Era véspera de finados quando ele me ligou. Estava um frio de rachar e as pessoas estavam dançando sem parar ao som de uma música que eu não conhecia. O lugar estava abafado e as luzes, que não paravam de piscar, faziam com que minha cabeça doesse. Saí do salão pra atender ao telefone; ele desligou. Não retornei a ligação e acendi um cigarro pra não perder a viagem.
A noite estava congelante e as pessoas na rua olhavam curiosas pra porta da festa que abria e fechava sem parar. Uma mistura maluca de tráfico de drogas e fantasias de halloween enquanto meu pulmão queimava e os carros passavam sem pressa a observar o movimento pouco comum nas ruas.
Ele passou pela festa e me viu fumando, atravessou a rua para vir me comprimentar. Me perguntou o que eu andava fazendo logo de cara e disse que tinham livros meus parados perto de sua cama. Eu disse que não fazia nada demais e que nem lembrava dos livros. Ele riu.
Elogiou minha fantasia e disse que há muito tempo não nos víamos.
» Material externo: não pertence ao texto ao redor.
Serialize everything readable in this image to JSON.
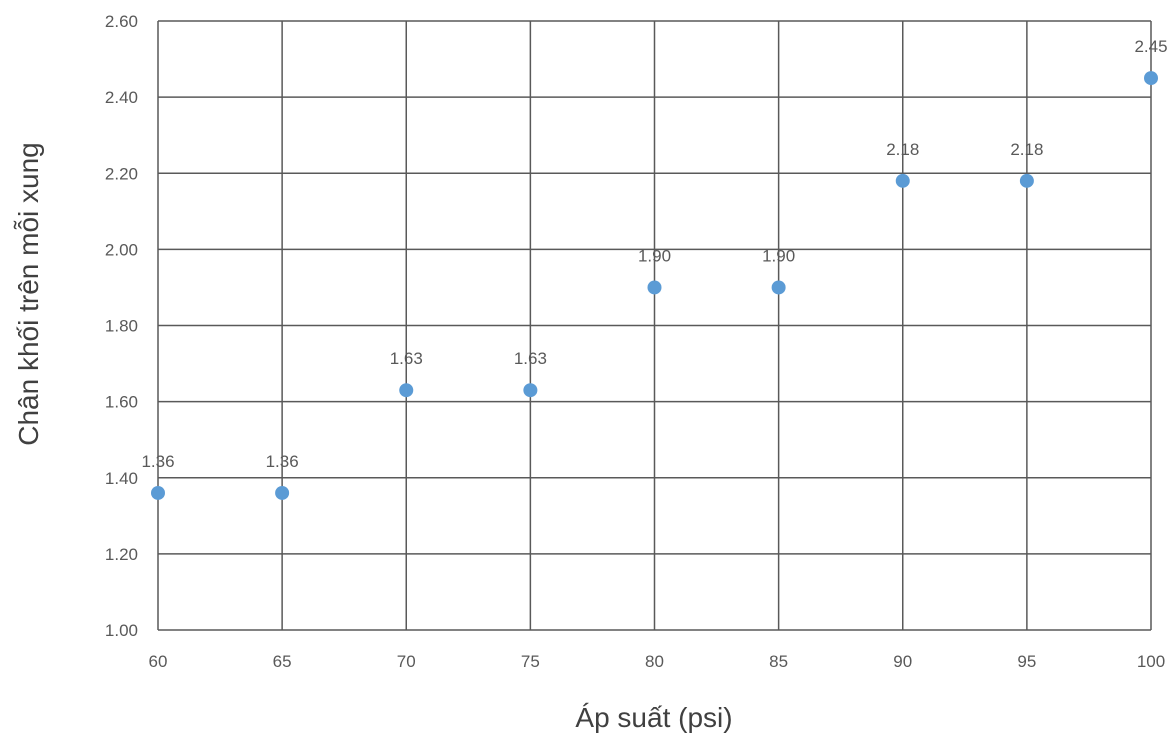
{
  "chart_data": {
    "type": "scatter",
    "title": "",
    "xlabel": "Áp suất (psi)",
    "ylabel": "Chân khối trên mỗi xung",
    "xlim": [
      60,
      100
    ],
    "ylim": [
      1.0,
      2.6
    ],
    "x_ticks": [
      "60",
      "65",
      "70",
      "75",
      "80",
      "85",
      "90",
      "95",
      "100"
    ],
    "y_ticks": [
      "1.00",
      "1.20",
      "1.40",
      "1.60",
      "1.80",
      "2.00",
      "2.20",
      "2.40",
      "2.60"
    ],
    "grid": true,
    "legend": "none",
    "series": [
      {
        "color": "#5B9BD5",
        "points": [
          {
            "x": 60,
            "y": 1.36,
            "label": "1.36"
          },
          {
            "x": 65,
            "y": 1.36,
            "label": "1.36"
          },
          {
            "x": 70,
            "y": 1.63,
            "label": "1.63"
          },
          {
            "x": 75,
            "y": 1.63,
            "label": "1.63"
          },
          {
            "x": 80,
            "y": 1.9,
            "label": "1.90"
          },
          {
            "x": 85,
            "y": 1.9,
            "label": "1.90"
          },
          {
            "x": 90,
            "y": 2.18,
            "label": "2.18"
          },
          {
            "x": 95,
            "y": 2.18,
            "label": "2.18"
          },
          {
            "x": 100,
            "y": 2.45,
            "label": "2.45"
          }
        ]
      }
    ]
  }
}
Eu concordei, afinal já tinham se passado dois anos, e como se fosse uma lei do destino ou de sei lá quem, ele estava de volta, bonito como sempre, parecendo mais jovem, cheio de coisas pra me contar.
Disse que estava jogando futebol com os amigos e que havia largado o cigarro; que não escrevia mais e que estava à procura de algo novo pra se interessar.
Acho que ficamos mais tempos calados do que conversando - observávamos a rua e, vez em quando, comentávamos as pessoas que iam e vinham, quase tão perdidas como nós.
Éramos tão íntimos no frio da primavera, que sorriamos olhando a lua e não precisávamos explicar.
Soltávamos observações sobre a vida e aprendemos a nunca nos super estimarmos na frente um do outro.
Era um jogo em que sabíamos que os dois sairiam perdendo e que não valia a pena usar mascaras ou tentar esconder o que quer que fosse.
Ele me perguntava insistentemente o que eu queria da minha vida, eu pensava em responder que ele não estava nos meus planos mas me contentava em responder que não pensava em entrar numa faculdade e que queria viajar por aí.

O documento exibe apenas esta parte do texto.